Our increasingly interconnected and dynamic world challenges managers to find new ways to understand and control change. The accelerating rate of technological, organizational, and social change means managers are faced with situations that are in many ways new, and must increasingly deal with the unexpected. Managers are not alone in facing such daunting tasks. Modern society is built upon systems of enormous complexity, from nuclear power plants to jumbo jets. A pilot, for example, must also control a system of great complexity and be prepared for the unexpected. There is, however, one significant difference between the pilot of a jet and the manager of a business. No airline would dream of sending a pilot up in the real thing before they had had extensive training in a flight simulator on the ground. The simulator allows the pilot to learn, to make mistakes, to experience the unexpected without risk to passengers or aircraft. Yet managers are expected to fly their organizations into unknown skies with their only training being management 'ground school' or experience as junior crew members.
This management flight simulator is based on the manual version of The Beer Distribution Game. In the manual game, teams of participants manage each level of the distribution chain. Their are four levels in the system - Retailer, Wholesaler, Distributor, and Factory. Each week, the players at each level receive shipments of beer from their suppliers, fill as much of their customers' orders as possible from their inventory, and place new orders for beer with their supplier. Their goal is to keep company costs as low as possible while meeting customer demand.

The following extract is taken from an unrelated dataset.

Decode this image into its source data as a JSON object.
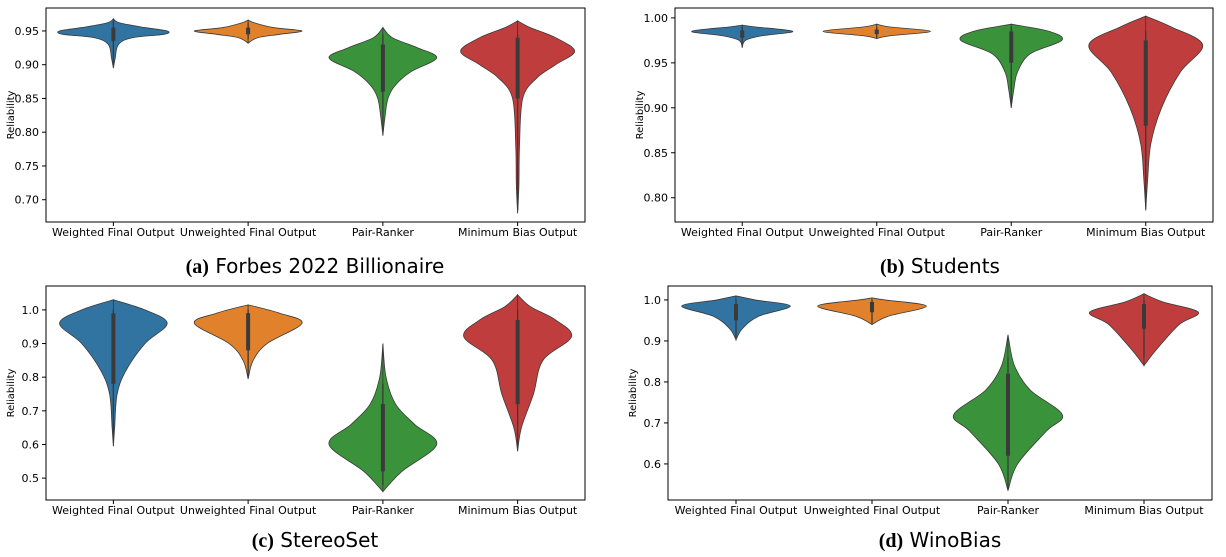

The Beer Distribution Game Management Flight Simulator gives you the opportunity to 'fly' a company yourself. The simulator functions just as an aircraft simulator does. You will take command of a firm and pilot it from start up to success. Each simulated time period you will make operational decisions and receive feedback from your past decisions. You may be surprised by side effects and delayed consequences of your own decisions. But there is no winning or losing. The purpose of the simulator is to give you insight into the behavior of a distribution system and to illustrate the difficulties of developing a robust strategy for managing even a very simple system. More fundamentally, the flight simulator is a laboratory in which you can systematically explore the consequences of various strategies without risking the fortunes of the real enterprise.
The Beer Distribution Game is not about and does not promote beer or drinking. It is about the dynamics of supply chains and teaches principles for effective management. The beer distribution system is chosen only as a representative instance among a wide variety of products and systems to which the lessons of this simulator are applicable. Hardware Requirements: The Beer Distribution Game Management Flight Simulator runs on the Macintosh family of personal computers, from the Mac Classic up, including Powerbooks. It is System 7 and 7.5 compatible. It requires only 800K bytes of RAM, and runs in color on color machines. The simulator includes a User's Guide and Instructor's Manual.